The total number of casualties is not certain, but the Italian Navy estimated the number of corpses in the sunk ship at no less than 300. The passengers came from a variety of African nations including Nigeria, Egypt, Eritrea, Gambia, and Somalia.
The Italian Prime Minister, Matteo Renzi posted some photos of the recovery on his Facebook page and wrote:
“In April 2015, the smugglers led to the death of seven hundred people crammed into a tramp steamer , and locked in the hold . That event made an impression on all people of good will . Italy then asked the convening of an extraordinary European Council . And from there we started to change the continental policy on migrants , one step at a time .
“That ship contains stories , faces , people , not just a number of corpses. I have instructed the Navy to go to recover the wreckage to give a burial to those of our brothers , our sisters to those who otherwise would have remained forever beneath the sea . I did it because we Italians know the value of the word “civilization.” And they have been taught from the earliest days of school that the respect for burial is one of the great values of our culture.

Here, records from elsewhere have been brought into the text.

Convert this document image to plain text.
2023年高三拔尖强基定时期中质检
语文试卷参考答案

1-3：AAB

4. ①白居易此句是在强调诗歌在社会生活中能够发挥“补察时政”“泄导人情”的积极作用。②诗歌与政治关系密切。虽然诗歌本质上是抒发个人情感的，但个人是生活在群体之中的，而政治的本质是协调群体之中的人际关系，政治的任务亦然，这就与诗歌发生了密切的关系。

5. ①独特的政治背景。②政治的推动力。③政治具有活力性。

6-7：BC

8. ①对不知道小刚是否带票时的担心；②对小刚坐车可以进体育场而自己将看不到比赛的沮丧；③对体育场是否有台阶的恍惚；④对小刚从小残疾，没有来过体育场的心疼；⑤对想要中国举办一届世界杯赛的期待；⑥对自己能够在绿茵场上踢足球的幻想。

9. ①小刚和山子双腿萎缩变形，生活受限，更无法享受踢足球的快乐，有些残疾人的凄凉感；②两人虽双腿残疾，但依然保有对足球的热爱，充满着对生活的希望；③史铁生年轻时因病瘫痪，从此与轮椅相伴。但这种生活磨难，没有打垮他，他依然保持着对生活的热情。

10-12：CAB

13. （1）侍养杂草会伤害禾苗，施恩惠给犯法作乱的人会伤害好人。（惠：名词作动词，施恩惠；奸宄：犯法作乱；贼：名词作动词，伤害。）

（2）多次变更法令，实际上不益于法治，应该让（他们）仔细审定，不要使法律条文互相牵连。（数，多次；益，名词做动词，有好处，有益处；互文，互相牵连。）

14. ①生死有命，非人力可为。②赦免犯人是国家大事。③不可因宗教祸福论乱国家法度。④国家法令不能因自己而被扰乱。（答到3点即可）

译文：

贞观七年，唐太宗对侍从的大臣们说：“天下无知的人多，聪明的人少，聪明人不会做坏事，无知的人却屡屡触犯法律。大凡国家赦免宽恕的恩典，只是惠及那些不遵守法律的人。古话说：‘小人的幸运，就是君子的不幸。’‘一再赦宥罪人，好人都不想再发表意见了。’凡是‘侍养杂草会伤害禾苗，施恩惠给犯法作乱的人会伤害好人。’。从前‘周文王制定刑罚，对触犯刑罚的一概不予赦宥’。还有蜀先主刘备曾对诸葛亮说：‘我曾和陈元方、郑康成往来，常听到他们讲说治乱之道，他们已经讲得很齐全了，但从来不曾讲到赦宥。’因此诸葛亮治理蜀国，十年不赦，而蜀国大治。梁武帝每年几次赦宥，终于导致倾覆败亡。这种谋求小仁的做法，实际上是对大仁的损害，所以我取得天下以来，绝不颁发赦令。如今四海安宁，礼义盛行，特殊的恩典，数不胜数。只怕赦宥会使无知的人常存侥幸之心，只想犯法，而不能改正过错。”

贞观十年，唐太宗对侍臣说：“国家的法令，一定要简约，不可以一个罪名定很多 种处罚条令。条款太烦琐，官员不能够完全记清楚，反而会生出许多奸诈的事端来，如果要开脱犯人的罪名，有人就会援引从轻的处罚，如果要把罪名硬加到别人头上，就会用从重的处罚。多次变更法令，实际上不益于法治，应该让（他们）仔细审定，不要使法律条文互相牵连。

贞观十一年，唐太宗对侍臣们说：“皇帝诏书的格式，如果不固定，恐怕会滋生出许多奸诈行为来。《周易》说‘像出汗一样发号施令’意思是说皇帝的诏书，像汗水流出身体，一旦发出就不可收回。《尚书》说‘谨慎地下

“Give a grave to each of them means to return the right to memory. It means to warn Europe about what are the values that really matter . We continue every day to try to save lives, even today. The wreckage was recovered yesterday, fourteen months after: here are some pictures. Thanks to the Navy , proud to be Italian. We work every day because Europe is worthy of the values that have made it big.”
A total of about $10.5 million was spent on the recovery which involved robots and remotely operated underwater vehicles working at about 1,210 feet below sea level. Forensic investigators are now faced with the grim task of identifying the bodies after being extracted from the recovered ship.